Amor Prohibido

-Libro Vampyr-

•1• Su regreso.

María.

  Me sentaba como siempre en el rincón más alejado de la cafetería, creaba a mi alrededor una burbuja de hielo y yeso que me encerraba en mi vacío deprimente; mordí y mastique mi hamburguesa con deliberada lentitud, a pesar de ya tener 6 meses aquí seguí (Y seguiría por un largo rato hasta mi graduación) siendo la cosa, la otra, la humana... Odiaba la mirada (Exceptuando a una persona...bueno, miento...tres) que me dirigían; me hacen sentir peor de lo que ya me siento ¡No hay derecho!

En mi espalda recorrió un frío de esos que te dan cosquillas en la espina dorsal y te erizan todos los vellos de tu cuerpo; solo significaba algo...levanté la mirada y sentado frente a mi estaba el único capaz de atravesar mi burbuja (y lo que quisiese) mi único verdadero amigo en esta mierda de instituto, el fantasma (antes poltergeist) Thederson Elías Hutch. Se volvió tangible y me miró con el ceño fruncido.

- ¿Hamburguesa...de nuevo? ¿Enserio? por los clavos de cheesus niña que mal te alimentas, ¿Acaso no sabes que eso se te pega en las caderas y a los cuarenta parecerás más una orca asesina que una humana? - me sermoneó- Tenemos comida saludable y real.

- Esto es comida real- repliqué con la boca llena- no es plástico Ted- tragué- además, mamá, espero que se me peguen pronto y deje de ser una humana corriente y me convierta en no sé... ¿Una humallena, quizá?

Él rodeó los ojos con fastidio y levantó las manos rindiéndose y alegando que era un maldito caso perdido y que sí llegase a morir de hipertensión que luego no le venga a llorar desde el más allá. Reí tontamente.

- Cambio de tema, ¿A que no adivinas mi querida María quién regresó de sus dos meses de vacaciones?

Fingí pensar.

- ¿El temible hombre de las nieves? - Thederson me golpeó la nariz con sus dedos-¡Ouch!

- Il timibli himbris di lis niivis- me remedó- ¡No homosapiens gilipollas! regresó Simon "Churrazo" Diatlov y compañía.

Lo sabía... y ah sí, olvide mencionar que Thederson es gay, súper gay. Hay gays, gays fuertes, gays sassys y luego está Ted: Cabalgando sobre un pony rosa escupe arcoíris, desnudo con una fabulosa y fancy corona de margaritas en la cabeza repartiendo dulces y brillitos. Y como era de esperarse, sabía mi maldita debilidad: Simon Alexander Diatlov, me encanta desde que lo vi, obvio, no admitía lo tragada que me traía, era súper cliché el amor a primera vista y por supuesto, yo no era la única que se moría por ese gran trozo de chocolate blanco.
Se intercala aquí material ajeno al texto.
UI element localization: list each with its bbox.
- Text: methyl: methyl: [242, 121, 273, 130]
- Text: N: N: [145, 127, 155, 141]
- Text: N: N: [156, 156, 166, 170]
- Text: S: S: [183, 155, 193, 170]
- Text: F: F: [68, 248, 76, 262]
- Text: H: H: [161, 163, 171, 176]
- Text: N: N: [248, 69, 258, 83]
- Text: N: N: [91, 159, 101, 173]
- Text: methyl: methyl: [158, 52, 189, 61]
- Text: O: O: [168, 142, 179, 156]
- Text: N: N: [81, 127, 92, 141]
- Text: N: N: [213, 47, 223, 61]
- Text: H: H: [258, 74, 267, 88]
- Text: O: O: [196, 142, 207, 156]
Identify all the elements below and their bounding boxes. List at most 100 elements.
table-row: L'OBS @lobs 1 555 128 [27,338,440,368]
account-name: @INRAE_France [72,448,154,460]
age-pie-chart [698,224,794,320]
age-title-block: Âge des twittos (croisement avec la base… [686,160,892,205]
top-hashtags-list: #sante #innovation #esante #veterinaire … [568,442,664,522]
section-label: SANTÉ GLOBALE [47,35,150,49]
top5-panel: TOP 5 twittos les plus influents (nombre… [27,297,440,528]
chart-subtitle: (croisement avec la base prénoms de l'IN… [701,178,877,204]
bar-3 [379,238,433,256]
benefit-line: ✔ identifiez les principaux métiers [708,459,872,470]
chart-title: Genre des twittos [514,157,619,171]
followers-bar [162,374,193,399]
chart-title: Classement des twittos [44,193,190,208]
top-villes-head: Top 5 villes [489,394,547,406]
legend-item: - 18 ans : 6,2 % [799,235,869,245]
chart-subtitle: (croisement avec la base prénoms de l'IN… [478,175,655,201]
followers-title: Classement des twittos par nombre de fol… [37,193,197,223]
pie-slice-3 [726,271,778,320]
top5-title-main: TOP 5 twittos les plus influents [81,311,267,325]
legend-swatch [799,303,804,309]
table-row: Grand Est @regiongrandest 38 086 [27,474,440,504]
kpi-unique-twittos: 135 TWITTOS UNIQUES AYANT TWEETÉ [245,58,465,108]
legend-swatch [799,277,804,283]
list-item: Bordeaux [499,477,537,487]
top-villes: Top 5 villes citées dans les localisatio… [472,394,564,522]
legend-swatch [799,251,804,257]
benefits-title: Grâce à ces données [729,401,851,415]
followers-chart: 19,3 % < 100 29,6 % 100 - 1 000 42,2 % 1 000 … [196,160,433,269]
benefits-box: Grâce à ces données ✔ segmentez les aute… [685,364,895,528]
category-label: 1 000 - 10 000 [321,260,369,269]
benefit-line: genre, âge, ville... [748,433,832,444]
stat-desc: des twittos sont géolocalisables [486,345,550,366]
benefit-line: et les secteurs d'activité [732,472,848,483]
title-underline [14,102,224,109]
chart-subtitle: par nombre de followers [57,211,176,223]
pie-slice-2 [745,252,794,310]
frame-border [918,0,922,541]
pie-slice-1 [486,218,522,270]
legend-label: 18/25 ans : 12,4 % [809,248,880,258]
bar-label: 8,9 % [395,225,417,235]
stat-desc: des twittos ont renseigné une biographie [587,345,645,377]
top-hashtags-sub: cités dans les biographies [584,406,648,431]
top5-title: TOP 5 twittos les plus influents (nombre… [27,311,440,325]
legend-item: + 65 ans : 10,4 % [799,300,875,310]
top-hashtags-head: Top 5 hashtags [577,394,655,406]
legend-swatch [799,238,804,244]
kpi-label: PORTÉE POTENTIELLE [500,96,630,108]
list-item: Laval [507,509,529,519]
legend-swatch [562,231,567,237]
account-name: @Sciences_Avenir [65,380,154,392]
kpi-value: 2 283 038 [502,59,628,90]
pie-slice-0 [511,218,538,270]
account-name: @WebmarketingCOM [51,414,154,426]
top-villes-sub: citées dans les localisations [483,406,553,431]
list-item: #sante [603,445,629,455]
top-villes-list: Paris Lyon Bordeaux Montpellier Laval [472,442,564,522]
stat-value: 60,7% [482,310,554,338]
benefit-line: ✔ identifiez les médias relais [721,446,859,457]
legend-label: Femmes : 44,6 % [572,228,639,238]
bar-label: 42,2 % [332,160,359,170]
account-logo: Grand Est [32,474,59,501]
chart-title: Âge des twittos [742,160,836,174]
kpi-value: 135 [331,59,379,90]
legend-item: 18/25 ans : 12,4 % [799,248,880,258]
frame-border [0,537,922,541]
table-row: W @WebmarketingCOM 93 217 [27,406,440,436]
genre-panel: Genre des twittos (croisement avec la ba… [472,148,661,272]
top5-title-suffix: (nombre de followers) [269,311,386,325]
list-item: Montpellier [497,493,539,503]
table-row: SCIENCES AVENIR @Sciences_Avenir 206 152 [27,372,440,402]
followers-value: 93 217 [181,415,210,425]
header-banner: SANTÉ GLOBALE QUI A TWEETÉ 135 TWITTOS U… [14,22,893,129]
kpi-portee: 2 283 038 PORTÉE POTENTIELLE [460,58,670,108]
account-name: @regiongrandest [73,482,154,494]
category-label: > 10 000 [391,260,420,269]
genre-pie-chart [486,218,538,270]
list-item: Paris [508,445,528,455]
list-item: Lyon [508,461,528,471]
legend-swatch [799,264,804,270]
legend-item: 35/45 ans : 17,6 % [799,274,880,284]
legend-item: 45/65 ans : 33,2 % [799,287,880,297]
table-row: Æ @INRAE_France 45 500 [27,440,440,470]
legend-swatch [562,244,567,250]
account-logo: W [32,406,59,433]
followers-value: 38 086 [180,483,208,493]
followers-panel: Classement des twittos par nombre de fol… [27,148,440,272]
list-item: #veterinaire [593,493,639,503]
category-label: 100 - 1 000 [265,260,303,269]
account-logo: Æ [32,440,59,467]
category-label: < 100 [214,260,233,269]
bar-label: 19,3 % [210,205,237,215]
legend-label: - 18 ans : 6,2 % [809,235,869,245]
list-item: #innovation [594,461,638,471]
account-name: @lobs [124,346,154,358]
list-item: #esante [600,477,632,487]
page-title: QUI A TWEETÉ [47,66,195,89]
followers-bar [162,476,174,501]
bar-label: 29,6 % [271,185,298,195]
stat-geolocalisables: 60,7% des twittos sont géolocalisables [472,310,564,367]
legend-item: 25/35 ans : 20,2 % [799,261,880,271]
Y a pesar de todo, él fue el primer chico que me notó de verdad (aparte de Thederson y Juno, mi segundo mejor amigo gay, quien se fue hace un mes de campamento especial solo para demonios) él me trató con cordialidad, bueno solo él lo hizo, Ted y Juno fueron más efusivos.

Hijo del conde vampiro ruso Milka Diatlov, hermano mayor de los mellizos Siomar y Sebastián, Parabatai de Adhemar Plotova, mejor amigo de Samuel Dublac, Eric Pochenko y de los gemelos demonios: Nandak y Nanzel Lebrand. Ted se burla de mi porque lo sé todo sobre él: toca el violín, cello, guitarra y piano, habla seis idiomas fluido, es abstemio a beber sangre directo de las víctimas, prefiere hacerlo de las bolsas de donación que ellos las llaman: "las conservas", es zurdo, hace skate y motocross, canta excelente y su acento ruso marcado es encantador.

Mi fantasma favorito dice que me obsesiona pfff, claro que no, todo el mundo sabe eso.

- ¿Hoola? ¿María, estás escuchándome? - hizo un ruido simulando el ruido de un walkie- María perdimos conexión, repito, perdimos conexión. Toc, toc ¿Hay alguien en casa?

- No vete.

Mi fantasma favorito rio a carcajadas.

- Apuesto a que pensabas en Simon, estás roja como tomate- pinchó mi mejilla y yo moví la mano como si espantara moscas e imité casi a la perfección el bufido de un gato enojado.

- ¡Claro que no! y no estoy roja es solo qué...oh- un suspiro involuntario se escapó de mis labios ahogando la perfecta excusa.

Maldición ¿Por qué tuve que ver hacia la puerta?

Thederson miró hacia la misma dirección preguntando un "Qué" con curiosidad y al ver lo que yo, rió por lo bajo, yo lo pateé por debajo de la mesa, pero leyendo mis intenciones, se desmaterializo y solo pude golpear la pata de la silla.